The “one share, one vote” principle ensures that those who have more of a firm’s share capital have more influence over the company but it does not necessarily equate to investor protection, Hong Kong Exchanges and Clearing Ltd. (HKEx, 00388.HK) chief executive Charles Li wrote on his blog Monday.
“Many people connect ‘one share, one vote’ with investor protection. But are they really the same thing?” Li said, calling for a debate on Hong Kong’s listing rules after Alibaba Group last month announced plans to float in the United States, rather than in Hong Kong.
Li said investor protection is the ultimate goal while “one share, one vote” is only one of the many means. If the guideline fails to fulfill the goal, it can be overruled, just like in the case of connected party transactions, he said.
Hong Kong should think deeply about whether the city should blindly follow or completely reject the US model, which allows dual class shares, Li said.
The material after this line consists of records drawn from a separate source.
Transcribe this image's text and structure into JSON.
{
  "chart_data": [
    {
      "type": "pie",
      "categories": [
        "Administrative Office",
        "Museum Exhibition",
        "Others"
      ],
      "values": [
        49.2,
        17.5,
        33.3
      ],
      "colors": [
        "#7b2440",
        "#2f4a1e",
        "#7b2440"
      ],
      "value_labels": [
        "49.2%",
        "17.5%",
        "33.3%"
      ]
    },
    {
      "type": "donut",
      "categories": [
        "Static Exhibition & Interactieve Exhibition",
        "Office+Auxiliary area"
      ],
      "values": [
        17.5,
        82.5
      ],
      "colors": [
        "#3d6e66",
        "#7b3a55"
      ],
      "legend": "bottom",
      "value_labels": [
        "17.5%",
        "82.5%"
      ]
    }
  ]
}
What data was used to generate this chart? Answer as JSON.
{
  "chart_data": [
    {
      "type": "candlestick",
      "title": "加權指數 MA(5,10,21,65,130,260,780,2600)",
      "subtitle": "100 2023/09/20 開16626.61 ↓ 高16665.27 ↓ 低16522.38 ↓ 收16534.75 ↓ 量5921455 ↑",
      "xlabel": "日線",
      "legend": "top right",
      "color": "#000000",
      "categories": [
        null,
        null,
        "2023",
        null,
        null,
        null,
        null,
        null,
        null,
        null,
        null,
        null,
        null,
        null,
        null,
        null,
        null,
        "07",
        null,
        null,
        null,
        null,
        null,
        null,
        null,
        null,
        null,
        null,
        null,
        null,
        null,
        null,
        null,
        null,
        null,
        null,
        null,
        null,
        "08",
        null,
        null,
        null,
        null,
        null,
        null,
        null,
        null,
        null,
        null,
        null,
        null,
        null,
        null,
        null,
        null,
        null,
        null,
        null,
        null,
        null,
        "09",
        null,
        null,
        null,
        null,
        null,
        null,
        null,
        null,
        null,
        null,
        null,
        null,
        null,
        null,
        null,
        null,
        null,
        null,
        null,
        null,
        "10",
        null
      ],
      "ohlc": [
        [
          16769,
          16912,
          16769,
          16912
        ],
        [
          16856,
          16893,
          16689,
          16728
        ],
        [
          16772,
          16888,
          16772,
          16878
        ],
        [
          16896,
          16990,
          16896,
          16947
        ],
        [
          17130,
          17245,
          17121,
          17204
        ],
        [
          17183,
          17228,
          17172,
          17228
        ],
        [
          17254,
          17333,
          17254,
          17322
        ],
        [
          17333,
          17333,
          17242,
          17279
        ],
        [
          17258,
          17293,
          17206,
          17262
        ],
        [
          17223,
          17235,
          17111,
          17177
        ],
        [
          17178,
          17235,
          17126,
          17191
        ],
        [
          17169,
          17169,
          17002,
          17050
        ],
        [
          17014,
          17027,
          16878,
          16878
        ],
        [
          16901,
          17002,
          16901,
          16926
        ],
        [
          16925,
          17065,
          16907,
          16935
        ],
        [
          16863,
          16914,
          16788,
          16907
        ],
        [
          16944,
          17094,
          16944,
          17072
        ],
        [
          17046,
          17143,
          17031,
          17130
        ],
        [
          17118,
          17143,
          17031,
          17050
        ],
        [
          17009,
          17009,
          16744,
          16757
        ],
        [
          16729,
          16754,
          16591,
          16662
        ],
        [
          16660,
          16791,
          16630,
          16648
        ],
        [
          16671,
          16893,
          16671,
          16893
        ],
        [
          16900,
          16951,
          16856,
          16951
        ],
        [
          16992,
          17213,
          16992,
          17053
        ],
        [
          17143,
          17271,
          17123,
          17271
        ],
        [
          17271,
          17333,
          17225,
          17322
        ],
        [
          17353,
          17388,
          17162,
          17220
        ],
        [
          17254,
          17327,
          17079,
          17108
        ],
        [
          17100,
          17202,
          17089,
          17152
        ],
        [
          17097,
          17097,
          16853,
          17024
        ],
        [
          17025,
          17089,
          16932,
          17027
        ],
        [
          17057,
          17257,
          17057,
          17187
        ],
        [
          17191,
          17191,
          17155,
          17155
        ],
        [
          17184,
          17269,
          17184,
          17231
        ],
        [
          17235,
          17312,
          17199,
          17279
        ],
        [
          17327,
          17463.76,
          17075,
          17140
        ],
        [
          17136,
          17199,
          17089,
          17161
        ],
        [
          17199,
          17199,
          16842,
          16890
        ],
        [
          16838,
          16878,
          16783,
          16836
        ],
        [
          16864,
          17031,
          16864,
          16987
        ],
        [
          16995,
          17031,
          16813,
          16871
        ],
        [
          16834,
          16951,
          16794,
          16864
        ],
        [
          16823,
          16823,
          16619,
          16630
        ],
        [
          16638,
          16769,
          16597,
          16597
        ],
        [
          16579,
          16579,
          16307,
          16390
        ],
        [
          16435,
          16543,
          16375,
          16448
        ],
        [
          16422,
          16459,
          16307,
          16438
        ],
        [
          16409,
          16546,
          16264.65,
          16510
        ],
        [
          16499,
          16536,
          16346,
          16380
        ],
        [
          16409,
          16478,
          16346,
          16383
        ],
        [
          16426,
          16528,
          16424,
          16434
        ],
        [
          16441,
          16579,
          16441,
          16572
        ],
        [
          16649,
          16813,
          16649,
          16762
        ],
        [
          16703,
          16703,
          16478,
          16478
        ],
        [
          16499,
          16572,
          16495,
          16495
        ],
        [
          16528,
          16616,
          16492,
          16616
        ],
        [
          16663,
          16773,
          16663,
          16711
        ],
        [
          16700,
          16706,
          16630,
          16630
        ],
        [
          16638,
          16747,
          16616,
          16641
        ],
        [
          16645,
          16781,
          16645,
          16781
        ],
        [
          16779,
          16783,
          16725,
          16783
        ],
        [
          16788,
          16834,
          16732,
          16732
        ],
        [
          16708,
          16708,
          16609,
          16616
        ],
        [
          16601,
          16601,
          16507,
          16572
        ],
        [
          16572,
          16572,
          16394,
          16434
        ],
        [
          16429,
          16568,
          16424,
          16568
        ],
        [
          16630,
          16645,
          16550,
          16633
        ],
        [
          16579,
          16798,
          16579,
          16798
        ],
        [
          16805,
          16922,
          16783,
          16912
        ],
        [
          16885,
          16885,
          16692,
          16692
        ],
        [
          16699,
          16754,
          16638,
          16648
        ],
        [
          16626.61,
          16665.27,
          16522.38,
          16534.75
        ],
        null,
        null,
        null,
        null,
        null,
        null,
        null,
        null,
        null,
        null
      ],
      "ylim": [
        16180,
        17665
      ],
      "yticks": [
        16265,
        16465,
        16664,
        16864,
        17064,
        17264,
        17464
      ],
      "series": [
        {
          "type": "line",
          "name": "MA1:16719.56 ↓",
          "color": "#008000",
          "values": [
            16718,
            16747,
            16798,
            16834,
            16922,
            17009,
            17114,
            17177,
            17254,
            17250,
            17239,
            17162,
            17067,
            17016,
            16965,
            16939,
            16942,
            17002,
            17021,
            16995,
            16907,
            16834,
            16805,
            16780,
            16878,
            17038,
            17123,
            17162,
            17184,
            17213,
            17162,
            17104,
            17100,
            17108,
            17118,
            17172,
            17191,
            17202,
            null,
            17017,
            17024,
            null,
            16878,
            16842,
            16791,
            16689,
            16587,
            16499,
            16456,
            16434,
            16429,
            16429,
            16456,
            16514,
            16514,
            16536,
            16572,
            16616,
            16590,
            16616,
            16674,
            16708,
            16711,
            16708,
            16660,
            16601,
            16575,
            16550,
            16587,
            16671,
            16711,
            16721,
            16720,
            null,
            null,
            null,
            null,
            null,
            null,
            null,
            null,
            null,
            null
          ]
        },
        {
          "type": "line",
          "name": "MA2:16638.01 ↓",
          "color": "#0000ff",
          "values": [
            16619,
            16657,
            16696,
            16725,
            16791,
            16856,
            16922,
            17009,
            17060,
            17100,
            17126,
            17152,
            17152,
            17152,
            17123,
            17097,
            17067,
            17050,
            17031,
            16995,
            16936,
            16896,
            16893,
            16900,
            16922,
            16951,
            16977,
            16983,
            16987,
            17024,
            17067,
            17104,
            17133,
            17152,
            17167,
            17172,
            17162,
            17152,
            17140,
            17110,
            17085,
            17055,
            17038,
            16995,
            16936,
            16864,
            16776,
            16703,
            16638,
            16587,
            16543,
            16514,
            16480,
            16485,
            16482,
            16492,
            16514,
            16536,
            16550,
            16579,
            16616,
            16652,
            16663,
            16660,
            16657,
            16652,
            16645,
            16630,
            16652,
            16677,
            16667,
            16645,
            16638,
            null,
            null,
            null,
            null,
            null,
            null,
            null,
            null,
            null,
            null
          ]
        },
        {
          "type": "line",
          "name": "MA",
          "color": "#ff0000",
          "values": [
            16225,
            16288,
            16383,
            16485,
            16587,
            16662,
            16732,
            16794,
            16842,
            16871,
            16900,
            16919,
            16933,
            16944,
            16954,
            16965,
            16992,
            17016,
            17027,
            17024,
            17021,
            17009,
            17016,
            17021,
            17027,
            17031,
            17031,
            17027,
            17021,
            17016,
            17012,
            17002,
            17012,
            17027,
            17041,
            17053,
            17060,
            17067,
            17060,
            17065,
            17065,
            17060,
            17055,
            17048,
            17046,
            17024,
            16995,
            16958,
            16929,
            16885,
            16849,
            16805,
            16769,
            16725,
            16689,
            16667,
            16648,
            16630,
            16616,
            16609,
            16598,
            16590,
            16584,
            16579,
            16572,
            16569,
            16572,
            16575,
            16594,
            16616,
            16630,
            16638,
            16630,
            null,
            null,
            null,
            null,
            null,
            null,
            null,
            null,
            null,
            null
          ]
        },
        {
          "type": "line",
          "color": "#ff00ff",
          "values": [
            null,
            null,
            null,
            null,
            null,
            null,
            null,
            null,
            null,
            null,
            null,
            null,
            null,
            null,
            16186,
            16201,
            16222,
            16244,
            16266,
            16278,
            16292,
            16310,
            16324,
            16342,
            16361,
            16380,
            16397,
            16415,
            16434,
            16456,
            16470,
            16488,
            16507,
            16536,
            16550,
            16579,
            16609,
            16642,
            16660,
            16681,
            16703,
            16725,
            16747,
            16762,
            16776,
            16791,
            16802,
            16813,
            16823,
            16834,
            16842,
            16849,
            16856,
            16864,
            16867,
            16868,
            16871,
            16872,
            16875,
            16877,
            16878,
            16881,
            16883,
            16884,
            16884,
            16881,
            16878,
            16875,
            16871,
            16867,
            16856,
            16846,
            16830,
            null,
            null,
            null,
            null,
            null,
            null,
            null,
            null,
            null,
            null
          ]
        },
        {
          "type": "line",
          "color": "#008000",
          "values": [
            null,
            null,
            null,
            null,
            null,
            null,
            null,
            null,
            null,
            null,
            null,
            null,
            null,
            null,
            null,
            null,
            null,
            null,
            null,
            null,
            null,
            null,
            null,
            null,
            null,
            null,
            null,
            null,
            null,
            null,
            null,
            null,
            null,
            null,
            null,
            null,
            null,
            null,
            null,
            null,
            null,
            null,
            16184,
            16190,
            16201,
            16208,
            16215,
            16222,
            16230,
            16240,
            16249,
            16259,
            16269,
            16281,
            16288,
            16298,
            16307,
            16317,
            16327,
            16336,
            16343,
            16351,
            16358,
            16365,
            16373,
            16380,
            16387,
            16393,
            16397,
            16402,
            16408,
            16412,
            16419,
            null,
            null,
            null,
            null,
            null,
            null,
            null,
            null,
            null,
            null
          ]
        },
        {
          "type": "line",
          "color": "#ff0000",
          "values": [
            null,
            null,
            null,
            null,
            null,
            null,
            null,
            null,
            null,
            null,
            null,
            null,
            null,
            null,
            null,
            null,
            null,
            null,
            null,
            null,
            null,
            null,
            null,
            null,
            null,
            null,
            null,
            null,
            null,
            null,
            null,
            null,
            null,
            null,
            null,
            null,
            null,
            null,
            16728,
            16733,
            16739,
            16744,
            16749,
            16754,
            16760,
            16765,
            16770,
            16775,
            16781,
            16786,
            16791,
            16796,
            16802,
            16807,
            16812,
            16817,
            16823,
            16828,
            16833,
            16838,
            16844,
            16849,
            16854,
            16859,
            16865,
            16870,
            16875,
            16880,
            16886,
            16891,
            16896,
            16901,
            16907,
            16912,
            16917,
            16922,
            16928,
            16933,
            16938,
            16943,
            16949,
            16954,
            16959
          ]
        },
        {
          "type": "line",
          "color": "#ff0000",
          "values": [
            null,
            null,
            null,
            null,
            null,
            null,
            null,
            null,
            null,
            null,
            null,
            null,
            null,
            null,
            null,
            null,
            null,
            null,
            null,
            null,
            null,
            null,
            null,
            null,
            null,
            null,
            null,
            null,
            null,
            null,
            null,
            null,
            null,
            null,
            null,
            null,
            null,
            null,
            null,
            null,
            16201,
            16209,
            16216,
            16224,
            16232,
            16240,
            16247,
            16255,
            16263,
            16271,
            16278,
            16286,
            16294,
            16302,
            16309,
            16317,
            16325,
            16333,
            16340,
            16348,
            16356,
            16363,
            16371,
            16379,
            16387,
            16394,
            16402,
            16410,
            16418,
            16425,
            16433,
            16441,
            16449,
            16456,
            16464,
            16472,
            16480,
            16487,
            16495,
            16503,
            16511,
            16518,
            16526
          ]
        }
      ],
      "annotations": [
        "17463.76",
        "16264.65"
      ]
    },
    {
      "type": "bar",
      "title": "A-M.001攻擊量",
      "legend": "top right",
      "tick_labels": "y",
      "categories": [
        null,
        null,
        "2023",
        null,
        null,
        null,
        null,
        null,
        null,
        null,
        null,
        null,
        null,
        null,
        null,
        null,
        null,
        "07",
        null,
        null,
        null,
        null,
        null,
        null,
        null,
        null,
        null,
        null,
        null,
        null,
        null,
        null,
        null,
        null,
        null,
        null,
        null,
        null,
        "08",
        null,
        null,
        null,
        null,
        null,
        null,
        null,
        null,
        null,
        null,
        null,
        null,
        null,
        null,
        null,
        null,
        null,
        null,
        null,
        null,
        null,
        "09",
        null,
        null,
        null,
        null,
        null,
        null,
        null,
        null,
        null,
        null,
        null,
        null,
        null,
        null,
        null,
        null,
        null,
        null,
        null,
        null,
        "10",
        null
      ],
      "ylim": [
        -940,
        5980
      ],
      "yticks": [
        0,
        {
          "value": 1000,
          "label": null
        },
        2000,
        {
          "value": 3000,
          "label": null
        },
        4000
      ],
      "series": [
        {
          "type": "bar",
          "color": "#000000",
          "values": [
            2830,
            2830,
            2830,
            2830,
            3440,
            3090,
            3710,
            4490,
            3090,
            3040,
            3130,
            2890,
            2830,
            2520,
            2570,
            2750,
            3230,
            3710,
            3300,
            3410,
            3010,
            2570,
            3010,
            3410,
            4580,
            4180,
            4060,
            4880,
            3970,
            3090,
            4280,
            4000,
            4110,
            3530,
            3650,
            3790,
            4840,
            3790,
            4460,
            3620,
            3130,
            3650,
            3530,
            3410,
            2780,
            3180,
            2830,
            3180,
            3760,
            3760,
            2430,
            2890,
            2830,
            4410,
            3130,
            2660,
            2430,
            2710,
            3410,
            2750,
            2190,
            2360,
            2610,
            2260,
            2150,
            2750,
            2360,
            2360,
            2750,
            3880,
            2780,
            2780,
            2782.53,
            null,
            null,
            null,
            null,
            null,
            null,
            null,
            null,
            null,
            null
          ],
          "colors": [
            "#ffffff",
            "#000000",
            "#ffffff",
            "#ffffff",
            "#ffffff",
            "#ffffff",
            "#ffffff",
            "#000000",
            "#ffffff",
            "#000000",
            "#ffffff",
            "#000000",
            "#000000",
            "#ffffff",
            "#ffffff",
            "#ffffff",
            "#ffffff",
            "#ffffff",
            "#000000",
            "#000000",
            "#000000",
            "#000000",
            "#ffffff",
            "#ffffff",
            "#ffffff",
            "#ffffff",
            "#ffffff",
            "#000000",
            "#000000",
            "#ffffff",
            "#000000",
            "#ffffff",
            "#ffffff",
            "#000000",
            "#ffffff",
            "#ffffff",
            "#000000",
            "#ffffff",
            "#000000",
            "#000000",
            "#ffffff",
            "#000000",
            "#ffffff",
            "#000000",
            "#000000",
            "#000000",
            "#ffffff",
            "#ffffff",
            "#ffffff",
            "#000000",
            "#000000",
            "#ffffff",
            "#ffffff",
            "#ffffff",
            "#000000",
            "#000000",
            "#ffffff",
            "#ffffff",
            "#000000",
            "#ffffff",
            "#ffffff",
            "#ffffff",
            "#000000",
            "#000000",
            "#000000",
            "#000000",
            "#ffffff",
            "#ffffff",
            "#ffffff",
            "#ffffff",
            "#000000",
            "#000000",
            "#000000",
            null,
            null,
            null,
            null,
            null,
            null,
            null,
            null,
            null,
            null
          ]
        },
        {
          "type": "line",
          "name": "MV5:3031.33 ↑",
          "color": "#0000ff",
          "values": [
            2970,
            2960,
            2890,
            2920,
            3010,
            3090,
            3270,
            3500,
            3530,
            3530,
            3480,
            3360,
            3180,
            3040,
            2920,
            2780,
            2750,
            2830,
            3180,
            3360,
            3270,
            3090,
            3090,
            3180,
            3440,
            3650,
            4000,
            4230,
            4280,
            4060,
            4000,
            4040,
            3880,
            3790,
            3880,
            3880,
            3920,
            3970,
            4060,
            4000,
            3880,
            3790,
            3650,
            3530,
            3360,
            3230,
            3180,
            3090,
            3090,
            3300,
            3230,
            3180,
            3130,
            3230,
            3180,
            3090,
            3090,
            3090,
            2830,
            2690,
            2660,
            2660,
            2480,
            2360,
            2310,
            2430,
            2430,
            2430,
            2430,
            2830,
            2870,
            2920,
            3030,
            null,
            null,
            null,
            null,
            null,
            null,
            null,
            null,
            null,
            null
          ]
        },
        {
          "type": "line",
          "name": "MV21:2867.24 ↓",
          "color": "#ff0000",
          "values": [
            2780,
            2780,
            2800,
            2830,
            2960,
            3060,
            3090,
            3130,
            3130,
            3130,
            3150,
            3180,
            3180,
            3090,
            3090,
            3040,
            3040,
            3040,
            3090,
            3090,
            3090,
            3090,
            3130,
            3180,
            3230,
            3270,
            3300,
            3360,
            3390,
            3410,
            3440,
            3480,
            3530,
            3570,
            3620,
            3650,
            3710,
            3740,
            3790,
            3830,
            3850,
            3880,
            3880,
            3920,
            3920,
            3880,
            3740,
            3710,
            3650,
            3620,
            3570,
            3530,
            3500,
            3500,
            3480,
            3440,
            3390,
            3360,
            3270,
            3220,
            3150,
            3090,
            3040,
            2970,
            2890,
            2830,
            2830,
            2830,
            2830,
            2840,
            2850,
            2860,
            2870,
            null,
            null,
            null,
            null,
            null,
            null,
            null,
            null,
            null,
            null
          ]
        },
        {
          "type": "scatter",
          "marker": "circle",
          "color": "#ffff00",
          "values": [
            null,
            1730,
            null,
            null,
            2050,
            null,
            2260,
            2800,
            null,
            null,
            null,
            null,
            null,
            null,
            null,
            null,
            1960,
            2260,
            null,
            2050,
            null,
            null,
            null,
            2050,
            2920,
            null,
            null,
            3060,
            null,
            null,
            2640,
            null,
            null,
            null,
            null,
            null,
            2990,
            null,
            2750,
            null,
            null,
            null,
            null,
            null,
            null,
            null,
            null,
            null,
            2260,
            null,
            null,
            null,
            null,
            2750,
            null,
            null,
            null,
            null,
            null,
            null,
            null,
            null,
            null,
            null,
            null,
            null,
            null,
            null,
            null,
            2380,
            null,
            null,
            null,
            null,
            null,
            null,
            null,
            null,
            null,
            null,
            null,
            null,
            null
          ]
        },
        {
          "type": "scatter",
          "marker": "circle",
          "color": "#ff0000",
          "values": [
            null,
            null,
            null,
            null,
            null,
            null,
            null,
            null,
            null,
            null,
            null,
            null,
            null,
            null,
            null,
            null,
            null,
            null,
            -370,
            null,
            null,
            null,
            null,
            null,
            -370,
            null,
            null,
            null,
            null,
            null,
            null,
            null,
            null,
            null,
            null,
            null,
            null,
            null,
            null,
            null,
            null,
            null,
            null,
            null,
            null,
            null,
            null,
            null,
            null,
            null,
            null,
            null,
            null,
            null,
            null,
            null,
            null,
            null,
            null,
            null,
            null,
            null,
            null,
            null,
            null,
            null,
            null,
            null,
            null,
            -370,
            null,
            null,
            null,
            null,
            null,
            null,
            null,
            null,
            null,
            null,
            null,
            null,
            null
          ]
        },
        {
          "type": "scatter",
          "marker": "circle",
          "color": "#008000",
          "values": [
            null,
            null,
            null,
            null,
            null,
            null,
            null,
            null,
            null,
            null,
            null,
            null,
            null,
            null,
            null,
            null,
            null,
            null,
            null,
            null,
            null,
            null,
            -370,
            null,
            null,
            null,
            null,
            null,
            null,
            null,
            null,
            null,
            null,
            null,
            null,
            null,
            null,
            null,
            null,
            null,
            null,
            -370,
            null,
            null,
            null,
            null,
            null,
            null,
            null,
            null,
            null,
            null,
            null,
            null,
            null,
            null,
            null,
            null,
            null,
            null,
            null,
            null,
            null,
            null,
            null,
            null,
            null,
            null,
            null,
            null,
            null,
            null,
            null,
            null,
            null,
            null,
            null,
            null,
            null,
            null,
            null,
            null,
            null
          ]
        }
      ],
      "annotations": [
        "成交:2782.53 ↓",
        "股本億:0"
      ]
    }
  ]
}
“Is there a middle road onto which we could walk where we could consider allowing some weighted share rights to founding shareholders of technology companies while at the same time ensuring that we adequately protect the core interests of the public investors?” he said.
The HKEx chief has done a good thing by calling for a debate on whether the city can review its listing rules so that technology companies, which are usually operated by founders who have minority stakes, can go public in Hong Kong while protecting the interests of general investors, observers say. However, it will take a long time to close the debate due to the complexity of the matter.
Some experts in the IPO markets have previously suggested that a dual-class share structure is workable in Hong Kong but the majority shareholders should not enjoy the nomination right. Some others suggested that a founder who does not hold a majority stake in his firm should lose the nomination right after five years from the listing date. The founder can renew his term by opting for re-election every five years.